Photo: From Bob Vila's Home Again Bob's Shingle Style House

Below the Surface
It’s not uncommon to find beautiful woodwork with coat after coat of paint obscuring its detail, especially in older homes. For a new paint job that does your woodwork justice, stripping the old paint is your best option.

How to Strip Paint
There are three ways to strip paint: mechanically by hand-scraping, burning it off with heat, or with chemicals.

The mechanical methods of scraping and sanding work only when loose or uneven paint needs to be removed before repainting. Just remember to do this work outdoors and with protection.

Using heat to remove paint usually involves a blowtorch or a heat gun. The disadvantage of using heat is that it can be dangerous because of accidental combustion and harmful vapors. Also, you may still have to sand when you’re done. Neither of these first two methods, mechanical or heat, should be used if any of the paint you’re removing could be 30 years old or more since it’s likely to contain lead. Instead, you should use a chemical stripper.

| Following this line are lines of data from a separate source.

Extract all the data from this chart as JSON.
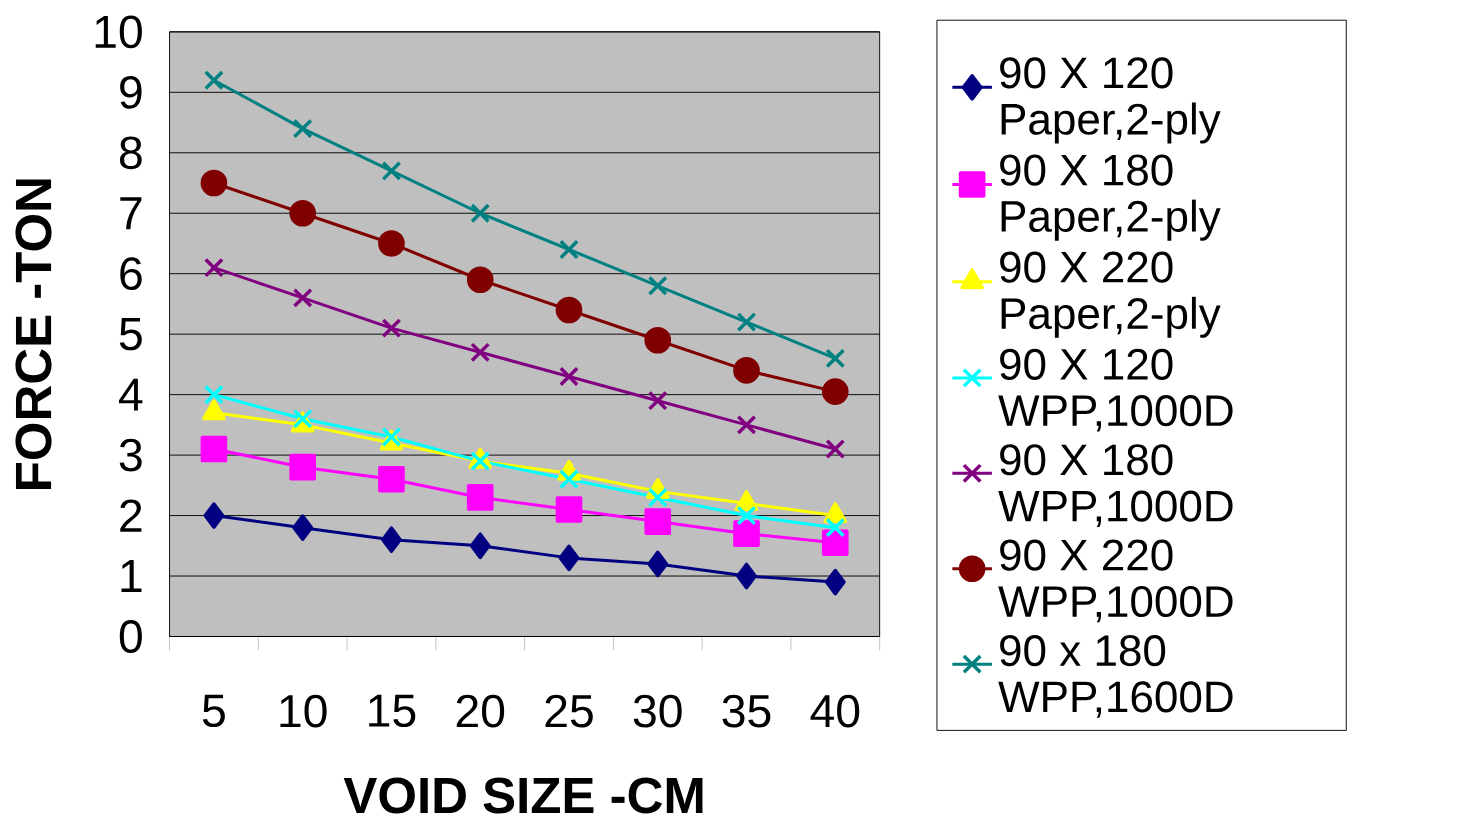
{
  "chart_data": {
    "type": "line",
    "xlabel": "VOID SIZE -CM",
    "ylabel": "FORCE -TON",
    "categories": [
      "5",
      "10",
      "15",
      "20",
      "25",
      "30",
      "35",
      "40"
    ],
    "ylim": [
      0,
      10
    ],
    "yticks": [
      0,
      1,
      2,
      3,
      4,
      5,
      6,
      7,
      8,
      9,
      10
    ],
    "grid": "y",
    "legend": "right",
    "series": [
      {
        "name": "90 X 120 Paper,2-ply",
        "color": "#000080",
        "marker": "diamond",
        "values": [
          2.0,
          1.8,
          1.6,
          1.5,
          1.3,
          1.2,
          1.0,
          0.9
        ]
      },
      {
        "name": "90 X 180 Paper,2-ply",
        "color": "#ff00ff",
        "marker": "square",
        "values": [
          3.1,
          2.8,
          2.6,
          2.3,
          2.1,
          1.9,
          1.7,
          1.55
        ]
      },
      {
        "name": "90 X 220 Paper,2-ply",
        "color": "#ffff00",
        "marker": "triangle",
        "values": [
          3.7,
          3.5,
          3.2,
          2.9,
          2.7,
          2.4,
          2.2,
          2.0
        ]
      },
      {
        "name": "90 X 120 WPP,1000D",
        "color": "#00ffff",
        "marker": "cross",
        "values": [
          4.0,
          3.6,
          3.3,
          2.9,
          2.6,
          2.3,
          2.0,
          1.8
        ]
      },
      {
        "name": "90 X 180 WPP,1000D",
        "color": "#800080",
        "marker": "cross",
        "values": [
          6.1,
          5.6,
          5.1,
          4.7,
          4.3,
          3.9,
          3.5,
          3.1
        ]
      },
      {
        "name": "90 X 220 WPP,1000D",
        "color": "#800000",
        "marker": "circle",
        "values": [
          7.5,
          7.0,
          6.5,
          5.9,
          5.4,
          4.9,
          4.4,
          4.05
        ]
      },
      {
        "name": "90 x 180 WPP,1600D",
        "color": "#008080",
        "marker": "cross",
        "values": [
          9.2,
          8.4,
          7.7,
          7.0,
          6.4,
          5.8,
          5.2,
          4.6
        ]
      }
    ]
  }
}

Choosing and Using a Chemical Stripper
Look for environmentally friendly citrus-based versions, which are becoming as common as the old caustic gel strippers. Brush the gel on, leave it to do its work and then scrape it off. Sprinkle sawdust on the gel to make it easier to scrape off and throw away.

For tough jobs, try a sheeted paste that peels away after dissolving the paint. You may not have to scrape much at all.

Move Quickly and Carefully
With chemical strippers, you need to start and finish the same day. Dried gel can be very difficult to remove. The chemicals may affect the animal glues in older furniture, so avoid excess use around the joints.

And you should always wear the safety gear recommended on the product label and work outdoors or in a well-ventilated area.